Nei Palazzi della politica gira
la voce di un’iniziativa comune di Parisi e Veltroni i cui contorni sono però
evanescenti. Intanto oggi si sono conclusi congressi regionali della Margherita
in cui sono stati eletti 16 segretari dell’area Popolare che fanno capo a
Marini e Franceschini, 3 legati a Rutelli e 1 vicino a Parisi ma scelto insieme
a Franceschini. L’appuntamento più emblematico è stato il congresso del Lazio
che si è concluso nella maniera più democristiana possibile: con una diarchia
del rutelliano Mario Di Carlo (coordinatore) e del mariniano Francesco Scalia
(presidente). Per trovare un accordo è stato necessario modificare lo statuto
del partito per prevedere l’elezione del presidente dal congresso e la nomina
dell’esecutivo da parte del coordinatore, ma sentito il presidente e con
l’approvazione dell’assemblea.
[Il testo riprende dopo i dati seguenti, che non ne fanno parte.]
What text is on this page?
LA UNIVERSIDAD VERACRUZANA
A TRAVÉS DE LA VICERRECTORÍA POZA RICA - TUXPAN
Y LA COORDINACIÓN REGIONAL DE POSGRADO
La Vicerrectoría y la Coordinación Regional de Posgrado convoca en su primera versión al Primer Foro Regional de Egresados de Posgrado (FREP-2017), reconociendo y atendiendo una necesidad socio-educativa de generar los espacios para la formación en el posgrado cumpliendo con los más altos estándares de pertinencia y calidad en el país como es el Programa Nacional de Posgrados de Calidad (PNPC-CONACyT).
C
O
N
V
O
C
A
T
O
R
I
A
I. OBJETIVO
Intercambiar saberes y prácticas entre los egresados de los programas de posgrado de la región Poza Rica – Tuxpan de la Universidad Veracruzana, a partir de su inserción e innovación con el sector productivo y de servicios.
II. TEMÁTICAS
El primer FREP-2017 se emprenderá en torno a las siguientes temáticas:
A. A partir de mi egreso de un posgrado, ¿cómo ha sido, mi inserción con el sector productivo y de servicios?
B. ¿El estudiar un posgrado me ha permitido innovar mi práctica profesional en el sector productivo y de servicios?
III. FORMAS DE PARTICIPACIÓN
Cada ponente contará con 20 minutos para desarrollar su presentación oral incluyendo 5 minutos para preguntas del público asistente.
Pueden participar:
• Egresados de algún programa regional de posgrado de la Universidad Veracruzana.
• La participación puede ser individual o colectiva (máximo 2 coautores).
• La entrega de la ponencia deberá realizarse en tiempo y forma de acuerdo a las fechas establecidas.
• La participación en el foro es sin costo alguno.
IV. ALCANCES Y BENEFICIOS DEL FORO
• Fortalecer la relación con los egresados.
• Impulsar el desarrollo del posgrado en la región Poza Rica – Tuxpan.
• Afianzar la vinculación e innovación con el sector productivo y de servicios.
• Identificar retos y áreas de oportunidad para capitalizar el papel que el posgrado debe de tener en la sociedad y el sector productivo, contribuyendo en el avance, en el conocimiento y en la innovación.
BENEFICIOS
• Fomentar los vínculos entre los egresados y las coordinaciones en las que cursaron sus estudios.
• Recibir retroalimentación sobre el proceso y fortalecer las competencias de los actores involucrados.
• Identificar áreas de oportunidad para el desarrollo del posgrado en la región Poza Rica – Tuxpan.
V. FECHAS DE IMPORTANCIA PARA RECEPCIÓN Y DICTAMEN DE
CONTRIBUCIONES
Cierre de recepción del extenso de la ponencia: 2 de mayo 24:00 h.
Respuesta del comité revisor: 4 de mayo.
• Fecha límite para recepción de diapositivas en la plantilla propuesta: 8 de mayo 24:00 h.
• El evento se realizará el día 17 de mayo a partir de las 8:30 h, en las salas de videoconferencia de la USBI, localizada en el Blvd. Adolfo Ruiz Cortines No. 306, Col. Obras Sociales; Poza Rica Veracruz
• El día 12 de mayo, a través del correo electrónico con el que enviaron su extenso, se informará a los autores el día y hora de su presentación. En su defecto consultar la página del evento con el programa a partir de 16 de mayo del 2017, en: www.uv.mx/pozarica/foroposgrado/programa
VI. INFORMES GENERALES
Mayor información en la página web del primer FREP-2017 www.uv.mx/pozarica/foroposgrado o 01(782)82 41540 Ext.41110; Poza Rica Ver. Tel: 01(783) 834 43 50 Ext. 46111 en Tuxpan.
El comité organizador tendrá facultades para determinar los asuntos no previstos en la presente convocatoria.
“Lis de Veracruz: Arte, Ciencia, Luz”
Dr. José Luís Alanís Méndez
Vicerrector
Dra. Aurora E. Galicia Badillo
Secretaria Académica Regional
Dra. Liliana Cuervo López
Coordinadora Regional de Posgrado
E’ sceso in campo Marini per convincere i suoi,
durante una cena in un ristorante dell’Eur, a disarmare gli eserciti. Il
presidente del Senato e gli ex Dc, forti del 65% dei delegati al congresso
nazionale, hanno adesso altro cui pensare. Sull’altare dell’accordo nel Lazio,
per prima cosa Rutelli dovrà sacrificare il tesoriere Luigi Lusi agli amici di
Marini. Ma soprattutto verrà replicato a livello nazionale la diarchia
presidente- coordinatore. Il vicepremier avrà meno poteri e Antonello Soro più
voce in capitolo. Tanto per dirne una, saranno loro due a trattare con i Ds la
fase costituente del Pd. Il punto è sempre quello sollevato da Parisi e
Veltroni: chi deve sedere alla tolda di comando del nuovo partito.